Громов получил доклад Зыкова по радио в восемь часов десять минут двадцать первого декабря, прочитал его, посмотрел в окно своей штабной избы, за которым стояла снежная декабрьская мгла, и выругался — коротко, по-сибирски, словом, которое в Чите употреблялось крайне редко, в самых тяжёлых случаях, и которое его ординарец, рядовой Кравцов, сорока лет, нерчинский, поставленный к Громову в августе в качестве вестового и за четыре месяца не слышавший от полковника ни одного непечатного слова, в эту минуту услышал впервые и понял, что положение действительно тяжёлое, потому что Громов матерился только тогда, когда тяжелее уже не бывает.

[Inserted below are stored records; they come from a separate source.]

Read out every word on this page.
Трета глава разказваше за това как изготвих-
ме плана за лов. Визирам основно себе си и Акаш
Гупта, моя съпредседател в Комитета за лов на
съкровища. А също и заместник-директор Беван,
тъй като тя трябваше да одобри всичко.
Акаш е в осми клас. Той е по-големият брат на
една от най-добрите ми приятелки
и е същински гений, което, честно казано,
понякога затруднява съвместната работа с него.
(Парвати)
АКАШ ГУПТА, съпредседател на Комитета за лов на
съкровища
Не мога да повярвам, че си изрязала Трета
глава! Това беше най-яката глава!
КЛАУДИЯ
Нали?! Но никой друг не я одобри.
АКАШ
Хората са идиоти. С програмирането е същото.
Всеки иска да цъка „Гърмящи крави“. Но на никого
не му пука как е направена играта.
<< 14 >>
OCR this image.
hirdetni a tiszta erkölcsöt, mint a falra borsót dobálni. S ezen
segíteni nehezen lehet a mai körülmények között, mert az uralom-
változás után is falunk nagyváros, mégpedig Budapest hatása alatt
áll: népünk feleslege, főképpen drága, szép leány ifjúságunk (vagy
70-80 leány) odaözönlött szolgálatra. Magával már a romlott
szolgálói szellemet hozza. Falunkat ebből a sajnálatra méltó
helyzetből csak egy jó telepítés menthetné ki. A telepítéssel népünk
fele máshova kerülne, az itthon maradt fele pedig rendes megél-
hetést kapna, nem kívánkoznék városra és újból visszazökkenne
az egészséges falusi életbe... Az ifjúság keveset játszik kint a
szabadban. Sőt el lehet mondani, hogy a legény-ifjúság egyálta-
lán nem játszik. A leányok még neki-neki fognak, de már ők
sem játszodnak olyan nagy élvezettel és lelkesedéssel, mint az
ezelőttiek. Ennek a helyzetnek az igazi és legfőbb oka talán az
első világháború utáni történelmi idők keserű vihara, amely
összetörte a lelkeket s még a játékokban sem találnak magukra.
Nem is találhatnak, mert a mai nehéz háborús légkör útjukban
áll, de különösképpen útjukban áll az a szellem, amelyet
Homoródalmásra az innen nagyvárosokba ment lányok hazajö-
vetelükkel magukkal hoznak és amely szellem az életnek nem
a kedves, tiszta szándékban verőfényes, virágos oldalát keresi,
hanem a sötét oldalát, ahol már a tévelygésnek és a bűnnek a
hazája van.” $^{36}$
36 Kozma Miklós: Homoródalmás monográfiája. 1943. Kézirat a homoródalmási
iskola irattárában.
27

— Товарищ полковник, — сказал Кравцов после паузы. — Калинин.
Громов посмотрел на него.
— Калинин?
— Калинин же впереди. Может, там зацепимся.
Калинин.
Дивизия вошла в Калинин двадцать второго декабря, в полдень, в условиях ясной морозной погоды, в которой воздух был так прозрачен, что с окраины города были видны Тверецкие холмы за двадцать пять километров. Город был пуст. Гот ушёл из Калинина двадцатого декабря, за двое суток до подхода Громова, и ушёл чисто, забрав с собой технику, раненых, штабные документы, два эшелона с трофейным имуществом и одного русского полицая, который особо отличился в карательных акциях октября и которого немцы решили вывезти, потому что оставлять его в Калинине было бы нерационально. Из всего, что Гот привёз в Калинин в октябре, в декабре он вывез большую часть. Оставил он немного: мины на центральной площади (три сапёра ранены при разминировании в течение первых двух часов после входа дивизии), взорванный мост через Волгу (тот самый железнодорожный мост, который Гот в октябре захватил неповреждённым, потому что наши сапёры не успели его взорвать, и которым теперь Гот распорядился по-своему: после прохождения последней немецкой колонны мост был взорван по полному циклу, со снятием рельсовых пролётов и подрывом двух средних опор, и восстанавливать его теперь предстояло месяцы), несколько обгоревших танков на окраинах (брошенных не от боевых повреждений, а от выработки моторесурса), и водонапорную башню в восточной части города, без крыши, с дырами от наших снарядов октября, но с уцелевшим водяным баком, потому что бак был внизу, а снаряды летели вверх.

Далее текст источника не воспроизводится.